Philippines: Thousands protest state burial of dictator

November 21, 2016
Issue 
Peoples Power Monument, EDSA, Manila, November 18.

The burial of former dictator Ferdinand Marcos at the Heroes’ Cemetery (Libingan ng mga Bayani — LNMB) was hurriedly and secretively carried out, with military-style logistical support.

Marcos ruled the Philippines from 1965 until he was overthrown in the Peoples Power EDSA Uprising of 1986. He died in exile in the US three years later.

On November 18, a military helicopter brought the body from Ilocos Norte, where the former dictator’s body was displayed in the Marcos Museum, to the LNMB. The marines and the police were mobilised to encircle the perimeter of the cemetery. They were placed on red alert.

The enabler was President Rodrigo Duterte. It was, all along, a state sponsored burial. Duterte ordered it, the Supreme Court authorised it. The burial was accompanied with a 21-gun salute and the pompous ceremony that accompanies an official burial.

The government may have thought that, given the dictator was overthrown 30 years ago, there would be only muted opposition. However, thousands, predominantly youth and university students, spontaneously walked out of class rooms and immediately took to the streets to protest the burial, sending the President a clear message that this is a miscalculation he will be made to regret.

A new generation took to the streets demonstrating that it would be the guardians of a history that was also proudly made by the generation of the “first quarter storm” — the student radicalisation that was the basis for an organised mass movement that led to the overthrow of the Marcos dictatorship.

The young protestors chanted the slogans of the martial law generation: “Makibaka, Huwag Matakot!” and “Marcos, Hitler, Diktador, Tuta!” They sang “Bayan Ko” — the Filipino revolutionary song that became an anthem of the opposition to the Marcos regime. Most of them do not belong to any radical organisation. They are students of history. A history that cannot be covered up — a product of the continuing organisation and education by the martial law generation.

Significantly, the young people also sense history in the making — the climate of fear leading to martial law, of more repressions and another dictatorship. A new generation has signalled that it will not stand by and watch this happen. They have sent a warning to the Duterte administration. They have now taken up the cudgel.

With the authority of these mass rallies they have declared that the protests will continue. They have put forward some demands, chanting “hukayin” – “dig up the body” and bury it where it belongs — in the dustbin of history.

Protesters rallied at the Peoples Power Monument, which commemorates the overthrow of Marcos, where they were addressed by speakers including leaders of the left-wing Partido Lakas ng Masa (PLM), which pledged to accompany the youth in this struggle and in the coming struggles under an administration that refuses to learn the lessons of history.

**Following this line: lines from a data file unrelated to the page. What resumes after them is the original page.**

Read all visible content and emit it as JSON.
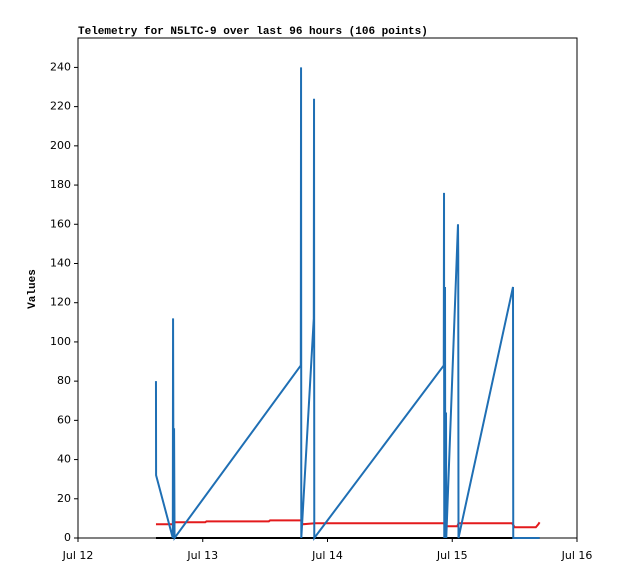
{
  "chart_data": {
    "type": "line",
    "title": "Telemetry for N5LTC-9 over last 96 hours (106 points)",
    "y_label": "Values",
    "xlim": [
      12,
      16
    ],
    "xticks": [
      {
        "value": 12,
        "label": "Jul 12"
      },
      {
        "value": 13,
        "label": "Jul 13"
      },
      {
        "value": 14,
        "label": "Jul 14"
      },
      {
        "value": 15,
        "label": "Jul 15"
      },
      {
        "value": 16,
        "label": "Jul 16"
      }
    ],
    "ylim": [
      0,
      255
    ],
    "yticks": [
      0,
      20,
      40,
      60,
      80,
      100,
      120,
      140,
      160,
      180,
      200,
      220,
      240
    ],
    "grid": false,
    "series": [
      {
        "color": "#000000",
        "x": [
          12.625,
          15.7
        ],
        "values": [
          0,
          0
        ]
      },
      {
        "color": "#e31a1c",
        "x": [
          12.625,
          12.76,
          12.77,
          13.02,
          13.03,
          13.53,
          13.54,
          13.79,
          13.8,
          13.9,
          14.93,
          14.96,
          15.04,
          15.05,
          15.48,
          15.5,
          15.67,
          15.69,
          15.7
        ],
        "values": [
          7,
          7,
          8,
          8,
          8.5,
          8.5,
          9,
          9,
          7,
          7.5,
          7.5,
          6,
          6,
          7.5,
          7.5,
          5.5,
          5.5,
          7,
          8
        ]
      },
      {
        "color": "#1f6fb4",
        "x": [
          12.625,
          12.626,
          12.76,
          12.762,
          12.766,
          12.77,
          12.774,
          13.786,
          13.788,
          13.79,
          13.89,
          13.892,
          13.894,
          14.932,
          14.934,
          14.936,
          14.942,
          14.944,
          14.95,
          14.952,
          15.046,
          15.048,
          15.05,
          15.487,
          15.489,
          15.7
        ],
        "values": [
          80,
          32,
          0,
          112,
          0,
          56,
          0,
          88,
          240,
          0,
          112,
          224,
          0,
          88,
          176,
          0,
          128,
          0,
          64,
          0,
          160,
          144,
          0,
          128,
          0,
          0
        ]
      }
    ]
  }
}
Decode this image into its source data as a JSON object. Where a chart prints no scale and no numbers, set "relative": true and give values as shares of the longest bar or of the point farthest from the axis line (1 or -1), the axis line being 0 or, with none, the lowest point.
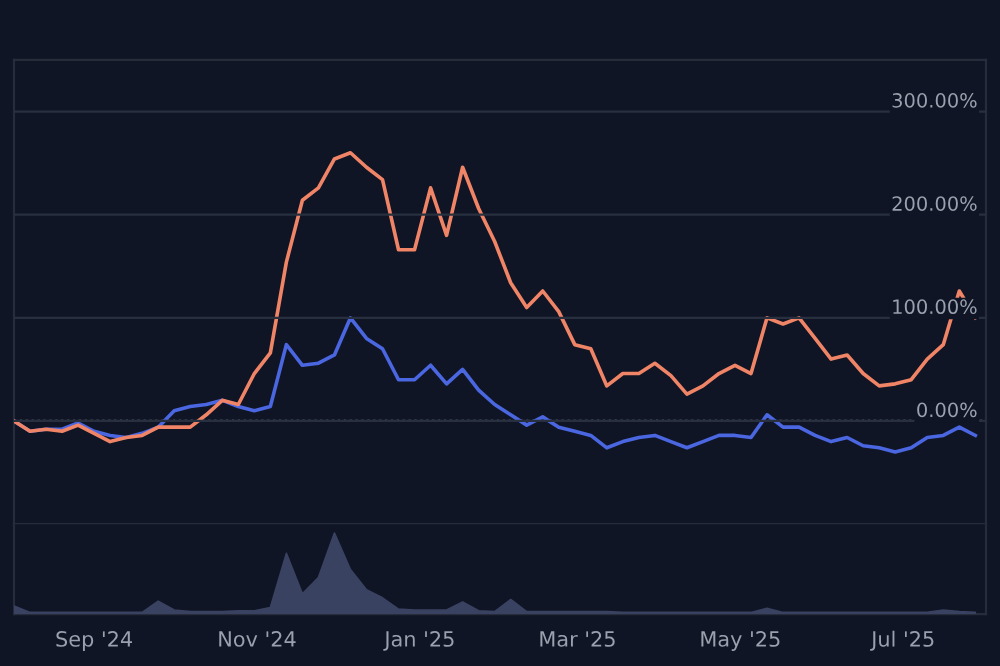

However, PLM Chairperson Sonny Melencio later cautioned those in the organised left against sectarianism.

“I think we should really handle the spontaneous participation of mostly young people in the anti-Marcos burial rally in a very careful way, devoid of drum-beating of any group and the lambasting of other groups,” he said.

“There’s a great number of non-aligned youth who participated in the protests and we don’t want them to be put off by any sectarian antic. Sectarianism is poison to a newly emerging movement.

“It’s one thing to disallow the trapos [traditional politicians] — whether in office or not in office — to take centre stage, but it’s another thing to block other mass organisations from participating.”

Referring to the centre-left Citizens Action Party (Akbayan), which supported the government of previous President Pinoy Aquino, Melencio said: “Let Akbayan be there, and let their ideas on how to move forward in the protest against the Marcos burial at LNMB be propagated, even if we may disagree with them.

“Let a hundred flowers bloom, let a hundred thoughts contend. Let the youth be unhindered, physically and mentally, in their fight for truth, justice, social liberation and freedom. Let the new movement emerge.”